When it was first introduced, the Kugel Mesh Hernia Patch was heralded as an innovation in hernia treatment. Unfortunately, by 2005, the Food & Drug Administration (FDA) was receiving more and more reports of failure with the Kugel Patch.
The reports were so alarming that the FDA issued a Class I recall – the agency’s most urgent recall – of the Kugel Mesh X-Large Patch. By February 2007, the Kugel Patch recall had been expanded twice to several other sizes of the device.
The first lawsuit in the multidistrict litigation was brought by John Whitfield of Missouri
The first lawsuit in the multidistrict litigation was brought by John Whitfield of Missouri. who was implanted with the Kugel patch in 2004. Three years later, the patch failed, and Whitfield had to have 22 cm of his intestine removed in order to save his life.
The Rhode Island jury found the defendants negligent in the design of the Kugel patch, but ruled that the plaintiff did not prove that the negligent design directly caused or contributed to the damages he suffered.

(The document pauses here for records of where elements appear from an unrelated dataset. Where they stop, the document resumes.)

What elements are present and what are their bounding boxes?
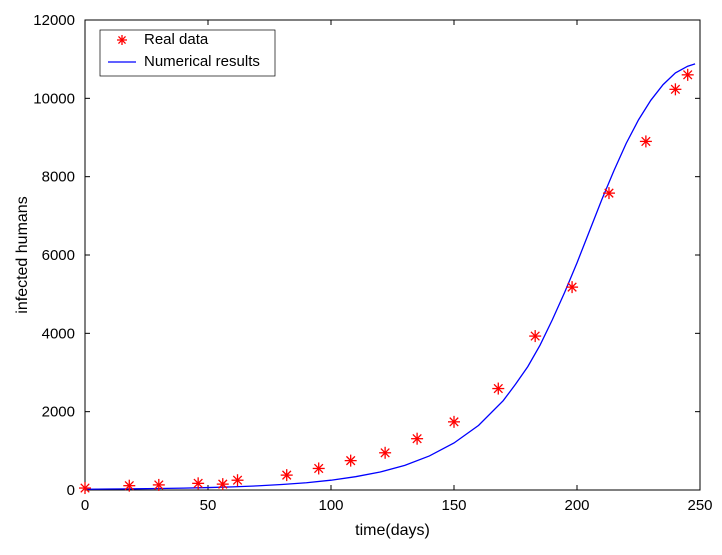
- y-tick-label: 0: [67, 482, 75, 499]
- chart-svg: 0 50 100 150 200 250 0 2000 4000 6000 8000 10000 120…: [0, 0, 722, 555]
- scatter-point-0-18: [682, 69, 694, 81]
- scatter-point-0-7: [313, 462, 325, 474]
- x-tick-label: 250: [687, 497, 712, 514]
- plot-box: [85, 20, 700, 490]
- scatter-point-0-15: [603, 187, 615, 199]
- scatter-point-0-3: [192, 477, 204, 489]
- scatter-point-0-12: [492, 383, 504, 395]
- scatter-point-0-2: [153, 479, 165, 491]
- scatter-point-0-6: [281, 469, 293, 481]
- scatter-point-0-16: [640, 135, 652, 147]
- y-tick-label: 12000: [33, 12, 75, 29]
- x-tick-label: 150: [441, 497, 466, 514]
- line-series-1: [85, 64, 695, 489]
- x-axis-label: time(days): [355, 522, 430, 539]
- scatter-point-0-4: [217, 478, 229, 490]
- scatter-point-0-10: [411, 433, 423, 445]
- legend-label-0: Real data: [144, 31, 209, 48]
- x-tick-label: 0: [81, 497, 89, 514]
- y-tick-label: 10000: [33, 90, 75, 107]
- scatter-point-0-9: [379, 447, 391, 459]
- scatter-point-0-14: [566, 281, 578, 293]
- scatter-point-0-0: [79, 482, 91, 494]
- x-tick-label: 100: [318, 497, 343, 514]
- scatter-point-0-13: [529, 330, 541, 342]
- chart-container: 0 50 100 150 200 250 0 2000 4000 6000 8000 10000 120…: [0, 0, 722, 555]
- scatter-point-0-17: [669, 83, 681, 95]
- legend-label-1: Numerical results: [144, 53, 260, 70]
- y-tick-label: 6000: [42, 247, 75, 264]
- scatter-point-0-5: [232, 474, 244, 486]
- y-tick-label: 4000: [42, 325, 75, 342]
- scatter-point-0-11: [448, 416, 460, 428]
- y-tick-label: 2000: [42, 404, 75, 421]
- x-tick-label: 200: [564, 497, 589, 514]
- y-axis-label: infected humans: [14, 196, 31, 313]
- legend: Real data Numerical results: [100, 30, 275, 76]
- x-tick-label: 50: [200, 497, 217, 514]
- scatter-point-0-1: [123, 480, 135, 492]
- legend-marker-0: [117, 35, 127, 45]
- scatter-point-0-8: [345, 455, 357, 467]
- y-tick-label: 8000: [42, 169, 75, 186]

Whitfield’s lawsuit was one of four “bellwether”, or test cases, slated for trial in the multidistrict litigation. The second bellwether case will go to trial in June.
Around 1,300 other lawsuits involving the Kugel Mesh Hernia Patch are pending in the multidistrict litigation currently underway in U.S. District Court in Rhode Island. Another 1,774 currently pending in Rhode Island Superior Court are scheduled to go to trial starting in July.